Proving that the Guassian Distribution integral converges to 1

[nickclarson]

Homework Statement

Prove that the integral of the Guassian Distribution converges to 1:

$$\int_{- \infty}^{\infty} \frac{1}{\sigma \sqrt{2 \pi}} e^{- \frac{(x- \mu )^2}{2 \sigma ^2}} dx = 1$$

Homework Equations

none

The Attempt at a Solution

So I get that I can pull the constants out for the first step, but I have no clue where to go from there. I looked online for a solution and read about having to convert it to polar or something to solve it so now I am really confused. I thought it might work with a simple substitution, one that I just can't think of.

Any help greatly appreciated.

 

[clamtrox]

There's another double integral trick you can do, which is a little bit easier. When you have

$$I = \int dx e^{-x^2}$$
and
$$I^2 = \int dx \int dy e^{-x^2 - y^2}$$

do a substitution y = x s, dy = x ds.

 

[nickclarson]

So basically, it ends up like:

$$I^2 = \frac{1}{\sigma \sqrt{\pi}} \int dx \int e^{- \frac{(x- \mu )^2}{2 \sigma ^2} - y^2} dy$$

But now I'm having trouble with the substitution. Would my substitution look like this?

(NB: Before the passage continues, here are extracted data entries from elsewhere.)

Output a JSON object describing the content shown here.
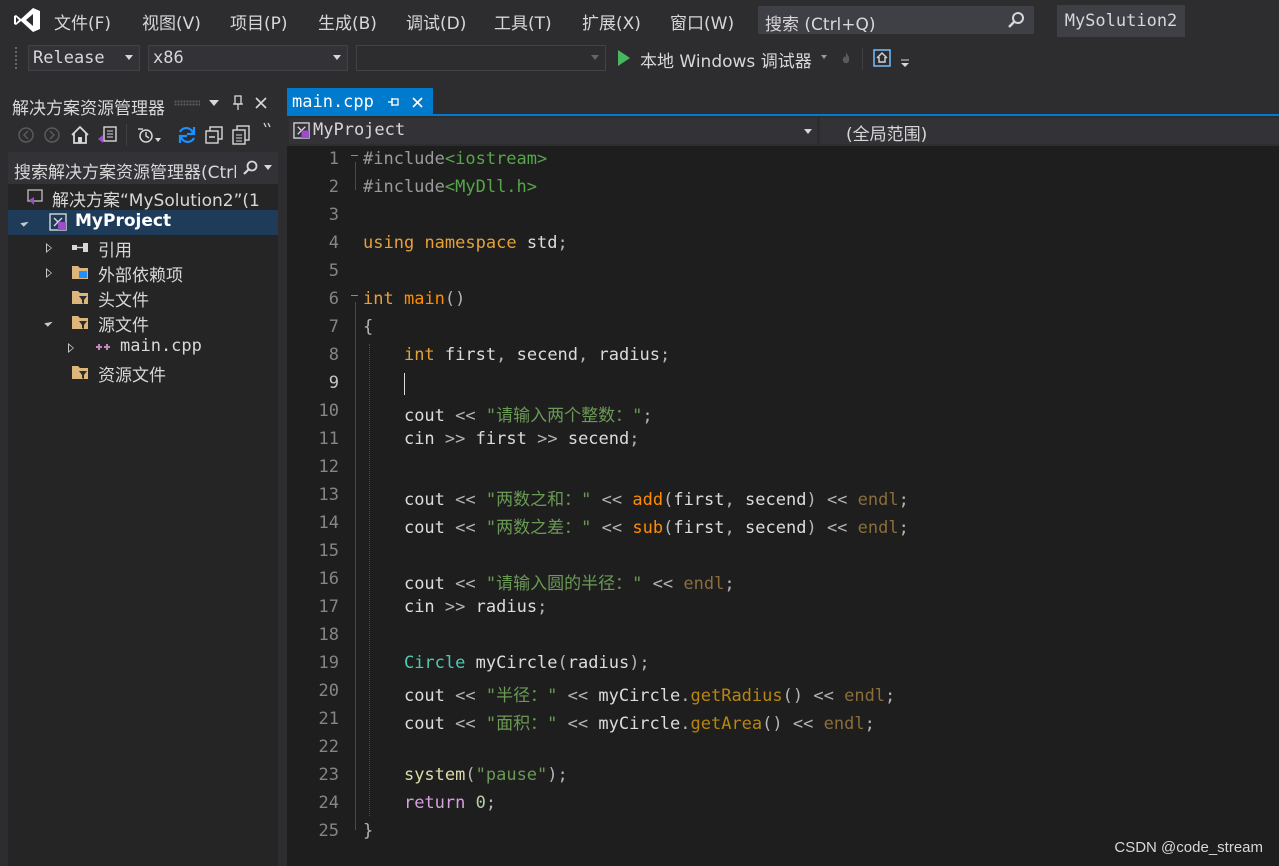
{
  "menubar": {
    "items": [
      "文件(F)",
      "视图(V)",
      "项目(P)",
      "生成(B)",
      "调试(D)",
      "工具(T)",
      "扩展(X)",
      "窗口(W)"
    ],
    "search_placeholder": "搜索 (Ctrl+Q)",
    "solution_name": "MySolution2"
  },
  "toolbar": {
    "configuration": "Release",
    "platform": "x86",
    "startup_item": "",
    "debugger_label": "本地 Windows 调试器"
  },
  "solution_explorer": {
    "title": "解决方案资源管理器",
    "search_placeholder": "搜索解决方案资源管理器(Ctrl+;)",
    "tree": [
      {
        "label": "解决方案“MySolution2”(1",
        "icon": "solution-icon"
      },
      {
        "label": "MyProject",
        "icon": "cpp-project-icon",
        "selected": true
      },
      {
        "label": "引用",
        "icon": "references-icon"
      },
      {
        "label": "外部依赖项",
        "icon": "folder-icon"
      },
      {
        "label": "头文件",
        "icon": "filter-folder-icon"
      },
      {
        "label": "源文件",
        "icon": "filter-folder-icon"
      },
      {
        "label": "main.cpp",
        "icon": "cpp-file-icon"
      },
      {
        "label": "资源文件",
        "icon": "filter-folder-icon"
      }
    ]
  },
  "editor": {
    "tab_label": "main.cpp",
    "project_scope": "MyProject",
    "member_scope": "(全局范围)",
    "line_numbers": [
      "1",
      "2",
      "3",
      "4",
      "5",
      "6",
      "7",
      "8",
      "9",
      "10",
      "11",
      "12",
      "13",
      "14",
      "15",
      "16",
      "17",
      "18",
      "19",
      "20",
      "21",
      "22",
      "23",
      "24",
      "25"
    ],
    "lines": [
      "#include<iostream>",
      "#include<MyDll.h>",
      "",
      "using namespace std;",
      "",
      "int main()",
      "{",
      "    int first, secend, radius;",
      "    ",
      "    cout << \"请输入两个整数：\";",
      "    cin >> first >> secend;",
      "",
      "    cout << \"两数之和：\" << add(first, secend) << endl;",
      "    cout << \"两数之差：\" << sub(first, secend) << endl;",
      "",
      "    cout << \"请输入圆的半径：\" << endl;",
      "    cin >> radius;",
      "",
      "    Circle myCircle(radius);",
      "    cout << \"半径：\" << myCircle.getRadius() << endl;",
      "    cout << \"面积：\" << myCircle.getArea() << endl;",
      "",
      "    system(\"pause\");",
      "    return 0;",
      "}"
    ]
  },
  "watermark": "CSDN @code_stream",
  "colors": {
    "accent": "#007acc",
    "selection": "#1f3b5a",
    "background": "#1e1e1e"
  }
}
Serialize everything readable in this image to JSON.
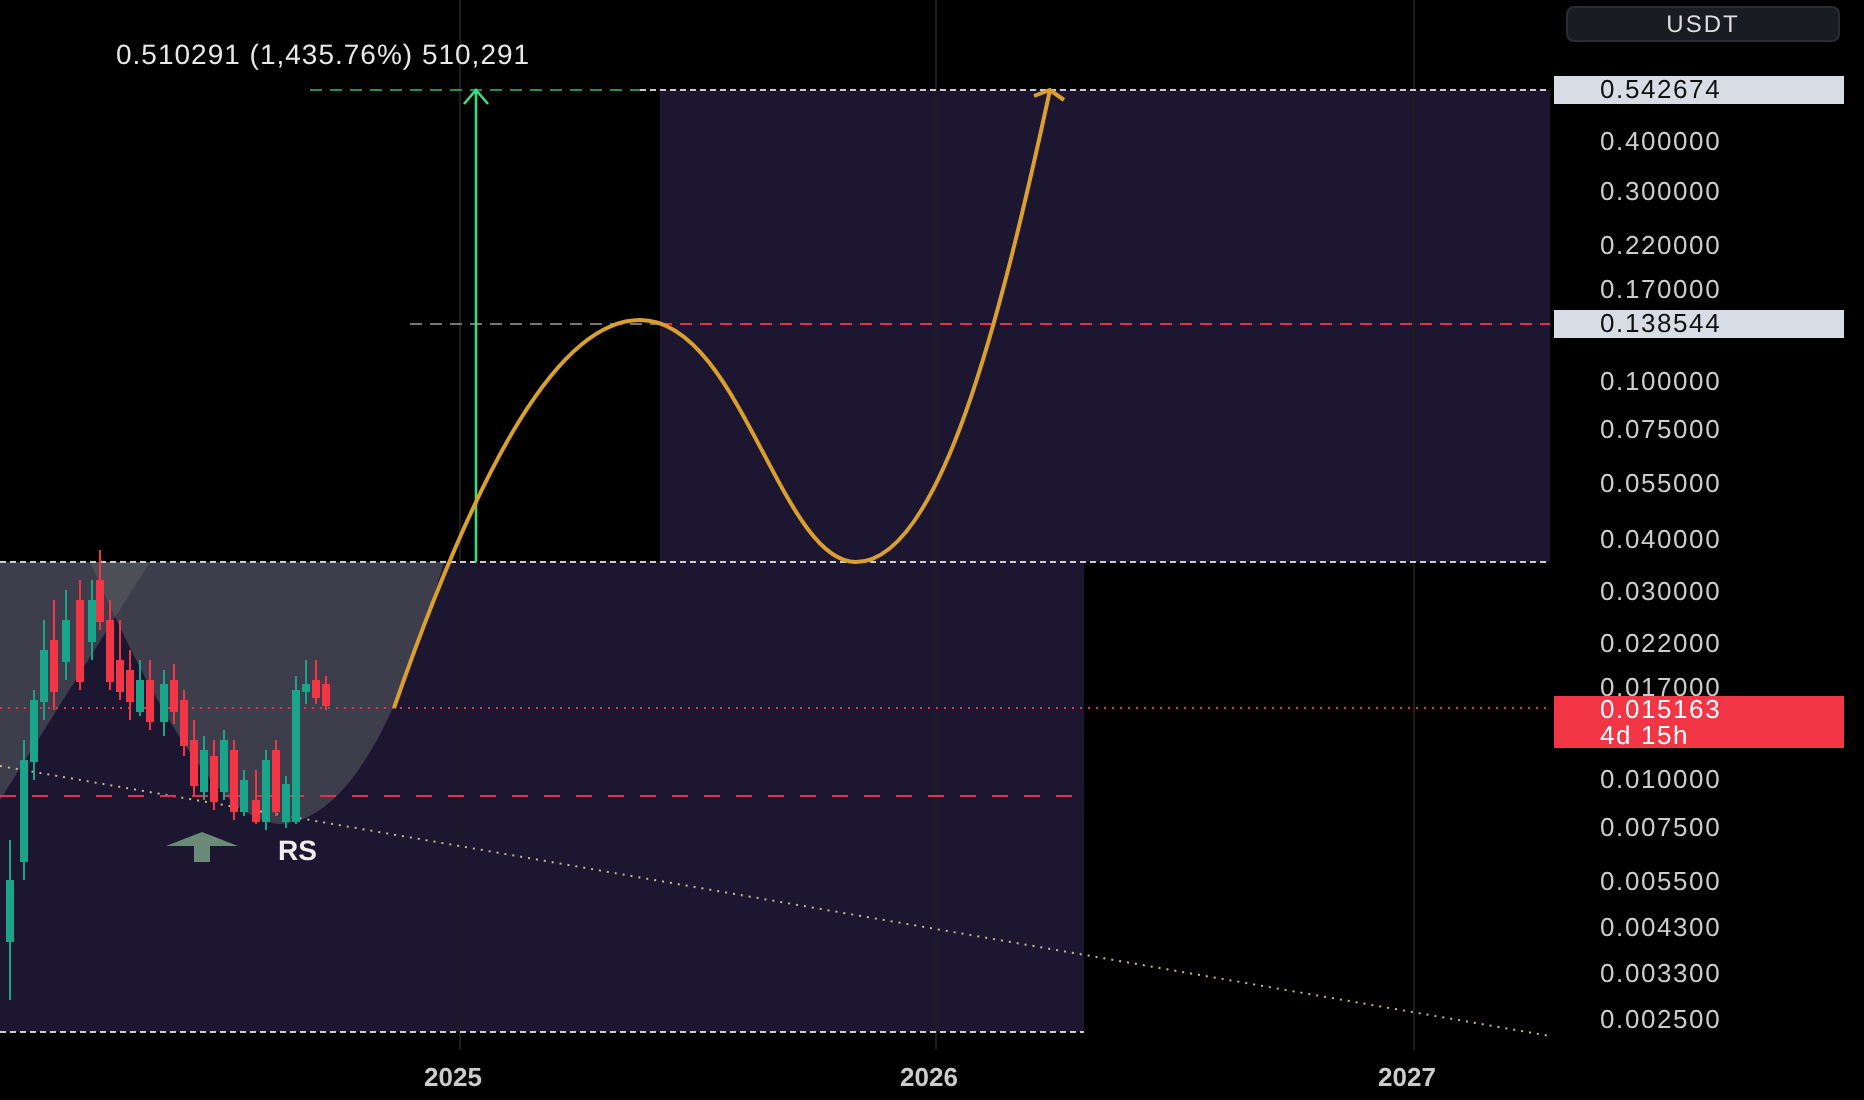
{
  "measure_label": "0.510291 (1,435.76%) 510,291",
  "currency_button": "USDT",
  "price_axis": {
    "labels": [
      "0.400000",
      "0.300000",
      "0.220000",
      "0.170000",
      "0.100000",
      "0.075000",
      "0.055000",
      "0.040000",
      "0.030000",
      "0.022000",
      "0.017000",
      "0.010000",
      "0.007500",
      "0.005500",
      "0.004300",
      "0.003300",
      "0.002500"
    ],
    "tags": [
      {
        "kind": "target",
        "text": "0.542674"
      },
      {
        "kind": "target",
        "text": "0.138544"
      },
      {
        "kind": "last",
        "text": "0.015163",
        "countdown": "4d 15h"
      }
    ]
  },
  "annotation": "RS",
  "time_axis": [
    "2025",
    "2026",
    "2027"
  ]
}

$$y = \frac{(x- \mu )}{2 \sigma} s$$

$$dy = \frac{(x- \mu )}{2 \sigma} ds$$

Then I get this:

$$I^2 = \frac{1}{\sigma \sqrt{\pi}} \int dx \int \frac{(x- \mu )}{2 \sigma} e^{- \frac{(x- \mu )^2}{2 \sigma ^2} - (\frac{(x- \mu )}{2 \sigma} s)^2} ds$$

I feel like I'm doing something horribly wrong and making it more complicated, pardon my ignorance. Thanks for your help so far though, I appreciate it.

 

[nickclarson]

To make it work since the constant is

$$\frac{1}{\sigma \sqrt{2 \pi}}$$

I need the integral to equal

$$\sigma \sqrt{2 \pi}$$

for it to equal 1

 

[clamtrox]

Get rid of all the constants first. Notice that you can shift x-mu to x since you're integrating over the entire real line, and then do a substitution to make exponential of the form e^(-x^2).